In the 12th century, for example, the Lord Jesus appeared to Blessed Juliana of Liege and asked her to propagate in the Church love and devotion for him in the holy Eucharist. It was not enough for Christ that his people know about the reality of the Lord’s presence or conceptualize accurately the doctrine of transubstantiation. He wished for these truths to pass from from their head to their heart to their knees, from knowledge to love to devotion.
From these apparitions came ultimately not just the feast of Corpus Christi, but a much greater appreciation for the daily sacrifice of the Mass and for Eucharistic adoration. The Catholic faithful grew to recognize that if they truly believed in Jesus’ real presence, and loved the Lord, then their love must be expressed in concrete acts of piety
Even more than adoration to Him in the Eucharist, however, the Lord has sought to establish veneration of his merciful love. This month we celebrate the feast days of two saints he chose to help foster this devotion.
The first is St. Margaret Mary Alacoque, whose birthday into eternal life we mark on October 16. In 1673, the Lord began to appear to this humble Visitation sister in France, and asked her to spread the devotion to his Sacred Heart.
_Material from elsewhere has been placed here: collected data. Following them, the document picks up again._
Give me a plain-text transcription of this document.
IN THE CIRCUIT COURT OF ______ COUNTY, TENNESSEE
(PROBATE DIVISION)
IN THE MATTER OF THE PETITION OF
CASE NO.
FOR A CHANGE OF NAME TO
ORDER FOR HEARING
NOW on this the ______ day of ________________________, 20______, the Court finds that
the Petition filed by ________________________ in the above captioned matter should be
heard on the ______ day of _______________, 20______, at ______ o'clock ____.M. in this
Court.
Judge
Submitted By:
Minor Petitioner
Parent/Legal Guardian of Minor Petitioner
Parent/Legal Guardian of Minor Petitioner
In asking for this devotion, the Lord was seeking veneration not only of his sacred humanity but in particular his divine love symbolized by his heart. His heart was offended and wounded, he said, by the sins and sacrileges of the age, particularly the neglect and disrespect of him in the Eucharist. But more than anything, his heart still beat with merciful love and he desired for people to come to receive that forgiveness.
From this one cloistered sister in a small French village, this devotion to the Lord’s mercy spread throughout the world. Statues depicting the Lord’s heart, crowned with thorns, yet still burning with love propagated to all Christian lands, as houses, families, whole nations and countless Churches were consecrated to the Sacred Heart.
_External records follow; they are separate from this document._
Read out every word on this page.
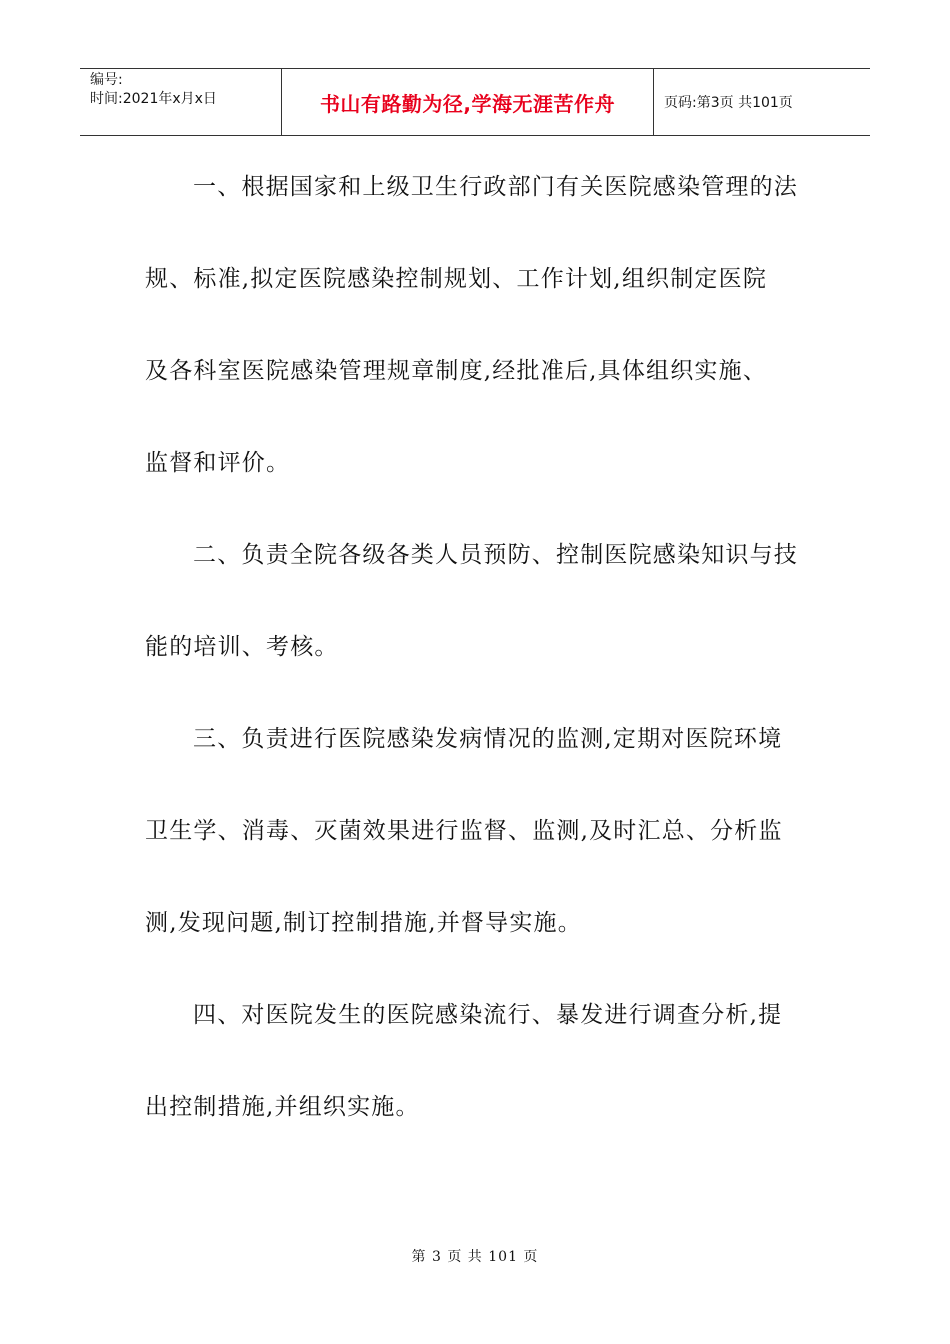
编号:
时间:2021年x月x日	书山有路勤为径,学海无涯苦作舟	页码:第3页 共101页
一、根据国家和上级卫生行政部门有关医院感染管理的法
规、标准,拟定医院感染控制规划、工作计划,组织制定医院
及各科室医院感染管理规章制度,经批准后,具体组织实施、
监督和评价。
二、负责全院各级各类人员预防、控制医院感染知识与技
能的培训、考核。
三、负责进行医院感染发病情况的监测,定期对医院环境
卫生学、消毒、灭菌效果进行监督、监测,及时汇总、分析监
测,发现问题,制订控制措施,并督导实施。
四、对医院发生的医院感染流行、暴发进行调查分析,提
出控制措施,并组织实施。
第 3 页 共 101 页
After 250 years, however, the hearts of many Catholics had grown cold to the love of the Lord’s Sacred Heart. For that reason, the Lord acted again. This time he chose as his “secretary” the Polish nun whose feast day we celebrate today, St. Faustina Kowalska.
In the 1930s, in a series of divine locutions and apparitions, Jesus asked her to spread throughout the globe devotion to his divine mercy. It wasn’t enough that Catholics know about his mercy. Jesus wanted them to love his mercy, recognize their need for it, come to receive it from him in the sacrament of confession, and then spread that mercy toward others.
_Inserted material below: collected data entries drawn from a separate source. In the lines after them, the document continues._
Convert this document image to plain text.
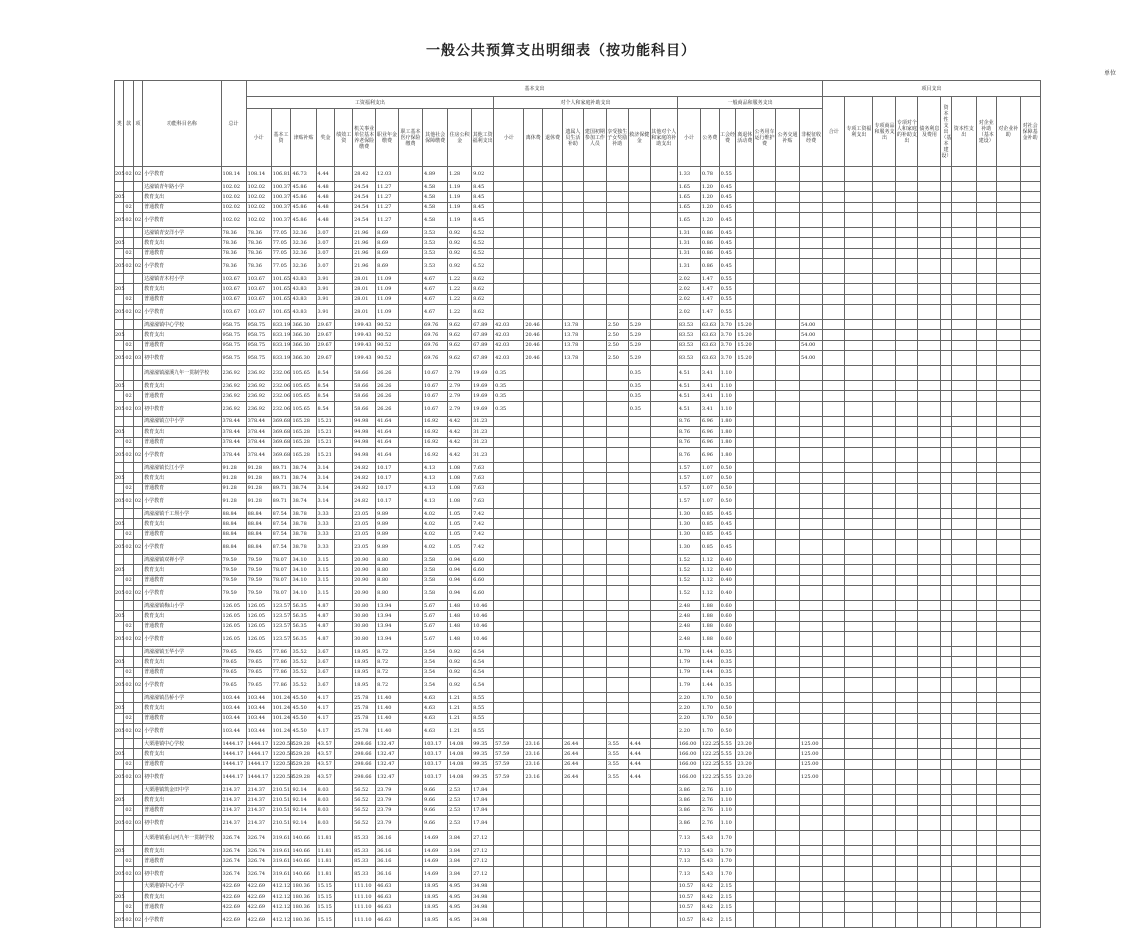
一般公共预算支出明细表（按功能科目）
单位
类	款	项	功能科目名称	总计	基本支出																										项目支出									
					工资福利支出											对个人和家庭补助支出								一般商品和服务支出							合计	专项工资福利支出	专项商品和服务支出	专项对个人和家庭的补助支出	债务利息及费用	资本性支出（基本建设）	资本性支出	对企业补助（基本建设）	对企业补助	对社会保障基金补助
					小计	基本工资	津贴补贴	奖金	绩效工资	机关事业单位基本养老保险缴费	职业年金缴费	职工基本医疗保险缴费	其他社会保障缴费	住房公积金	其他工资福利支出	小计	离休费	退休费	遗属人员生活补助	建国初期参加工作人员	享受独生子女奖励补助	救济保健金	其他对个人和家庭的补助支出	小计	公务费	工会经费	离退休活动费	公务用车运行维护费	公务交通补贴	非税征收经费										
205	02	02	小学教育	108.14	108.14	106.81	46.73	4.44		28.42	12.03		4.89	1.28	9.02									1.33	0.78	0.55														
			达濠镇青年路小学	102.02	102.02	100.37	45.86	4.48		24.54	11.27		4.58	1.19	8.45									1.65	1.20	0.45														
205			教育支出	102.02	102.02	100.37	45.86	4.48		24.54	11.27		4.58	1.19	8.45									1.65	1.20	0.45														
	02		普通教育	102.02	102.02	100.37	45.86	4.48		24.54	11.27		4.58	1.19	8.45									1.65	1.20	0.45														
205	02	02	小学教育	102.02	102.02	100.37	45.86	4.48		24.54	11.27		4.58	1.19	8.45									1.65	1.20	0.45														
			达濠镇青安洋小学	78.36	78.36	77.05	32.36	3.07		21.96	8.69		3.53	0.92	6.52									1.31	0.86	0.45														
205			教育支出	78.36	78.36	77.05	32.36	3.07		21.96	8.69		3.53	0.92	6.52									1.31	0.86	0.45														
	02		普通教育	78.36	78.36	77.05	32.36	3.07		21.96	8.69		3.53	0.92	6.52									1.31	0.86	0.45														
205	02	02	小学教育	78.36	78.36	77.05	32.36	3.07		21.96	8.69		3.53	0.92	6.52									1.31	0.86	0.45														
			达濠镇青木村小学	103.67	103.67	101.65	43.83	3.91		28.01	11.09		4.67	1.22	8.62									2.02	1.47	0.55														
205			教育支出	103.67	103.67	101.65	43.83	3.91		28.01	11.09		4.67	1.22	8.62									2.02	1.47	0.55														
	02		普通教育	103.67	103.67	101.65	43.83	3.91		28.01	11.09		4.67	1.22	8.62									2.02	1.47	0.55														
205	02	02	小学教育	103.67	103.67	101.65	43.83	3.91		28.01	11.09		4.67	1.22	8.62									2.02	1.47	0.55														
			鸿濠濠镇中心学校	958.75	958.75	833.19	366.30	29.67		199.43	90.52		69.76	9.62	67.89	42.03	20.46		13.78		2.50	5.29		83.53	63.63	3.70	15.20			54.00										
205			教育支出	958.75	958.75	833.19	366.30	29.67		199.43	90.52		69.76	9.62	67.89	42.03	20.46		13.78		2.50	5.29		83.53	63.63	3.70	15.20			54.00										
	02		普通教育	958.75	958.75	833.19	366.30	29.67		199.43	90.52		69.76	9.62	67.89	42.03	20.46		13.78		2.50	5.29		83.53	63.63	3.70	15.20			54.00										
205	02	03	初中教育	958.75	958.75	833.19	366.30	29.67		199.43	90.52		69.76	9.62	67.89	42.03	20.46		13.78		2.50	5.29		83.53	63.63	3.70	15.20			54.00										
			鸿濠濠镇濠溪九年一贯制学校	236.92	236.92	232.06	105.65	8.54		58.66	26.26		10.67	2.79	19.69	0.35						0.35		4.51	3.41	1.10														
205			教育支出	236.92	236.92	232.06	105.65	8.54		58.66	26.26		10.67	2.79	19.69	0.35						0.35		4.51	3.41	1.10														
	02		普通教育	236.92	236.92	232.06	105.65	8.54		58.66	26.26		10.67	2.79	19.69	0.35						0.35		4.51	3.41	1.10														
205	02	03	初中教育	236.92	236.92	232.06	105.65	8.54		58.66	26.26		10.67	2.79	19.69	0.35						0.35		4.51	3.41	1.10														
			鸿濠濠镇立中小学	378.44	378.44	369.68	165.28	15.21		94.98	41.64		16.92	4.42	31.23									8.76	6.96	1.80														
205			教育支出	378.44	378.44	369.68	165.28	15.21		94.98	41.64		16.92	4.42	31.23									8.76	6.96	1.80														
	02		普通教育	378.44	378.44	369.68	165.28	15.21		94.98	41.64		16.92	4.42	31.23									8.76	6.96	1.80														
205	02	02	小学教育	378.44	378.44	369.68	165.28	15.21		94.98	41.64		16.92	4.42	31.23									8.76	6.96	1.80														
			鸿濠濠镇长江小学	91.28	91.28	89.71	38.74	3.14		24.82	10.17		4.13	1.08	7.63									1.57	1.07	0.50														
205			教育支出	91.28	91.28	89.71	38.74	3.14		24.82	10.17		4.13	1.08	7.63									1.57	1.07	0.50														
	02		普通教育	91.28	91.28	89.71	38.74	3.14		24.82	10.17		4.13	1.08	7.63									1.57	1.07	0.50														
205	02	02	小学教育	91.28	91.28	89.71	38.74	3.14		24.82	10.17		4.13	1.08	7.63									1.57	1.07	0.50														
			鸿濠濠镇千工坝小学	88.84	88.84	87.54	38.78	3.33		23.05	9.89		4.02	1.05	7.42									1.30	0.85	0.45														
205			教育支出	88.84	88.84	87.54	38.78	3.33		23.05	9.89		4.02	1.05	7.42									1.30	0.85	0.45														
	02		普通教育	88.84	88.84	87.54	38.78	3.33		23.05	9.89		4.02	1.05	7.42									1.30	0.85	0.45														
205	02	02	小学教育	88.84	88.84	87.54	38.78	3.33		23.05	9.89		4.02	1.05	7.42									1.30	0.85	0.45														
			鸿濠濠镇双禅小学	79.59	79.59	78.07	34.10	3.15		20.90	8.80		3.58	0.94	6.60									1.52	1.12	0.40														
205			教育支出	79.59	79.59	78.07	34.10	3.15		20.90	8.80		3.58	0.94	6.60									1.52	1.12	0.40														
	02		普通教育	79.59	79.59	78.07	34.10	3.15		20.90	8.80		3.58	0.94	6.60									1.52	1.12	0.40														
205	02	02	小学教育	79.59	79.59	78.07	34.10	3.15		20.90	8.80		3.58	0.94	6.60									1.52	1.12	0.40														
			鸿濠濠镇梅山小学	126.05	126.05	123.57	56.35	4.87		30.80	13.94		5.67	1.48	10.46									2.48	1.88	0.60														
205			教育支出	126.05	126.05	123.57	56.35	4.87		30.80	13.94		5.67	1.48	10.46									2.48	1.88	0.60														
	02		普通教育	126.05	126.05	123.57	56.35	4.87		30.80	13.94		5.67	1.48	10.46									2.48	1.88	0.60														
205	02	02	小学教育	126.05	126.05	123.57	56.35	4.87		30.80	13.94		5.67	1.48	10.46									2.48	1.88	0.60														
			鸿濠濠镇玉华小学	79.65	79.65	77.86	35.52	3.67		18.95	8.72		3.54	0.92	6.54									1.79	1.44	0.35														
205			教育支出	79.65	79.65	77.86	35.52	3.67		18.95	8.72		3.54	0.92	6.54									1.79	1.44	0.35														
	02		普通教育	79.65	79.65	77.86	35.52	3.67		18.95	8.72		3.54	0.92	6.54									1.79	1.44	0.35														
205	02	02	小学教育	79.65	79.65	77.86	35.52	3.67		18.95	8.72		3.54	0.92	6.54									1.79	1.44	0.35														
			鸿濠濠镇昌桥小学	103.44	103.44	101.24	45.50	4.17		25.78	11.40		4.63	1.21	8.55									2.20	1.70	0.50														
205			教育支出	103.44	103.44	101.24	45.50	4.17		25.78	11.40		4.63	1.21	8.55									2.20	1.70	0.50														
	02		普通教育	103.44	103.44	101.24	45.50	4.17		25.78	11.40		4.63	1.21	8.55									2.20	1.70	0.50														
205	02	02	小学教育	103.44	103.44	101.24	45.50	4.17		25.78	11.40		4.63	1.21	8.55									2.20	1.70	0.50														
			大栗港镇中心学校	1444.17	1444.17	1220.58	529.28	43.57		298.66	132.47		103.17	14.08	99.35	57.59	23.16		26.44		3.55	4.44		166.00	122.25	5.55	23.20			125.00										
205			教育支出	1444.17	1444.17	1220.58	529.28	43.57		298.66	132.47		103.17	14.08	99.35	57.59	23.16		26.44		3.55	4.44		166.00	122.25	5.55	23.20			125.00										
	02		普通教育	1444.17	1444.17	1220.58	529.28	43.57		298.66	132.47		103.17	14.08	99.35	57.59	23.16		26.44		3.55	4.44		166.00	122.25	5.55	23.20			125.00										
205	02	03	初中教育	1444.17	1444.17	1220.58	529.28	43.57		298.66	132.47		103.17	14.08	99.35	57.59	23.16		26.44		3.55	4.44		166.00	122.25	5.55	23.20			125.00										
			大栗港镇筑金田中学	214.37	214.37	210.51	92.14	8.03		56.52	23.79		9.66	2.53	17.84									3.86	2.76	1.10														
205			教育支出	214.37	214.37	210.51	92.14	8.03		56.52	23.79		9.66	2.53	17.84									3.86	2.76	1.10														
	02		普通教育	214.37	214.37	210.51	92.14	8.03		56.52	23.79		9.66	2.53	17.84									3.86	2.76	1.10														
205	02	03	初中教育	214.37	214.37	210.51	92.14	8.03		56.52	23.79		9.66	2.53	17.84									3.86	2.76	1.10														
			大栗港镇重山河九年一贯制学校	326.74	326.74	319.61	140.66	11.81		85.33	36.16		14.69	3.84	27.12									7.13	5.43	1.70														
205			教育支出	326.74	326.74	319.61	140.66	11.81		85.33	36.16		14.69	3.84	27.12									7.13	5.43	1.70														
	02		普通教育	326.74	326.74	319.61	140.66	11.81		85.33	36.16		14.69	3.84	27.12									7.13	5.43	1.70														
205	02	03	初中教育	326.74	326.74	319.61	140.66	11.81		85.33	36.16		14.69	3.84	27.12									7.13	5.43	1.70														
			大栗港镇中心小学	422.69	422.69	412.12	180.36	15.15		111.10	46.63		18.95	4.95	34.98									10.57	8.42	2.15														
205			教育支出	422.69	422.69	412.12	180.36	15.15		111.10	46.63		18.95	4.95	34.98									10.57	8.42	2.15														
	02		普通教育	422.69	422.69	412.12	180.36	15.15		111.10	46.63		18.95	4.95	34.98									10.57	8.42	2.15														
205	02	02	小学教育	422.69	422.69	412.12	180.36	15.15		111.10	46.63		18.95	4.95	34.98									10.57	8.42	2.15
Jesus dictated to St. Faustina five practices he desired to help bring about in his people this awareness of their need for mercy, their seeking it, and their sharing it.
The first was an image depicting Jesus in an act of blessing, with white and red rays emanating from his heart symbolic of the blood and water that flowed from his heart when upon the Cross; underneath the image was to be the saying, “Jesus, I trust in you!” The Lord wanted people to visualize his mercy flowing from his wounded side and renew their confidence in its saving power
The second practice was the hour of mercy, in which he asked the faithful to stop what they’re doing at 3 pm each day and unite themselves to his merciful act of salvation upon the Cross.
The third was the chaplet of divine mercy, in which he asked the faithful to pray a rosary of mercy to God the Father, offering the Father Jesus’ own sacrifice in expiation for their and others’ sins.
The fourth practice was a novena of mercy in which they would for the forgiveness of various groups of sinners.
The fifth and last was the establishment of Divine Mercy Sunday as the culmination of the Easter Octave and on which the Church always recalls in the Gospel the establishment of the sacrament on confession. Pope John Paul II established Divine Mercy Sunday throughout the Church in 2000, on the day he canonized St. Faustina.
The Lord was asking for devotion not for his sake but for ours. St. Faustina and St. Margaret Mary both not only spread this devotion but lived it.
They are shining models for us about how to let the reality of God’s merciful love move from our minds, to our hearts, to our knees.